Mogwai, “I’m Jim Morrison,
I’m Dead”, in https://www.youtube.com/watch?v=5EfuLuN0VXs
O homem instruído, ambientalista
defenestrado pelos da causa, estava furioso. Alguém riscou o automóvel de uma
ponta a outra. Tinha ali reparação dispendiosa. Nem era isso que interessava –
afinal, agora o dinheiro era a rodos. Estava furioso com a vingança – só podia
ser vingança de um dos antigos correligionários, incapazes de perdoarem o
desvio capitalista, a heresia. Enquanto vociferava impropérios audíveis, o
erudito entretanto órfão de referências (que não fossem os hábitos burgueses
que rimavam com prazeres proibidos pela moral católica e pelos da sua causa)
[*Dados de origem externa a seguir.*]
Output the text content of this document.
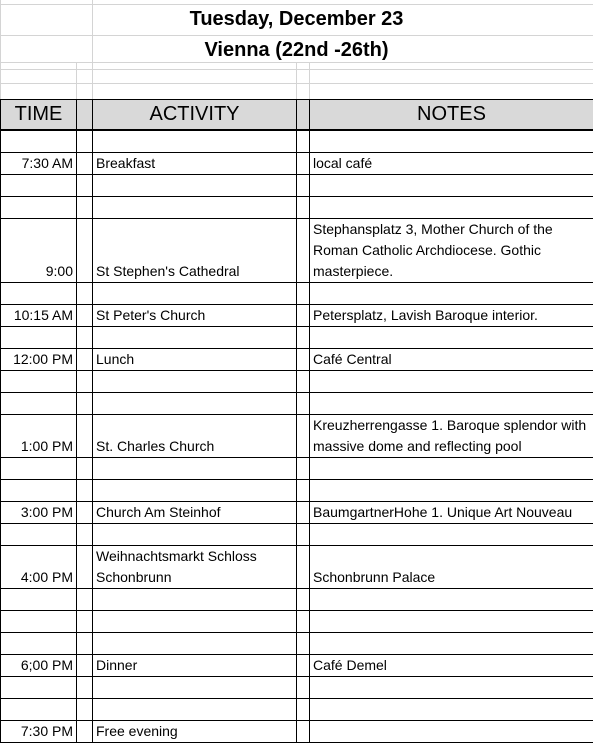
Tuesday, December 23
Vienna (22nd -26th)
TIME		ACTIVITY		NOTES

7:30 AM		Breakfast		local café

9:00		St Stephen's Cathedral		Stephansplatz 3, Mother Church of the Roman Catholic Archdiocese. Gothic masterpiece.

10:15 AM		St Peter's Church		Petersplatz, Lavish Baroque interior.

12:00 PM		Lunch		Café Central

1:00 PM		St. Charles Church		Kreuzherrengasse 1. Baroque splendor with massive dome and reflecting pool

3:00 PM		Church Am Steinhof		BaumgartnerHohe 1. Unique Art Nouveau

4:00 PM		Weihnachtsmarkt Schloss Schonbrunn		Schonbrunn Palace

6;00 PM		Dinner		Café Demel

7:30 PM		Free evening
aproximou-se, interessado em perceber o que acontecera.
- É preciso ter azar. Quem terá sido a avantesma que fez semelhante despreparo?
- Soubesse eu, soubesse eu. Ao
menos sabia a quem tinha de ir às trombas.
- Não é caso para menos.
- Um homem não pode ter as suas
extravagâncias. É o que digo, repetidamente, para me convencer que não cometi
nenhum crime ao comprar este carro.
- Ah! A soturna inveja!
- Não é só isso.
- Esclareça-me.
- Até há algum tempo andei
militante da causa ecológica. Era respeitado. Fazia parte do escol dos ideólogos.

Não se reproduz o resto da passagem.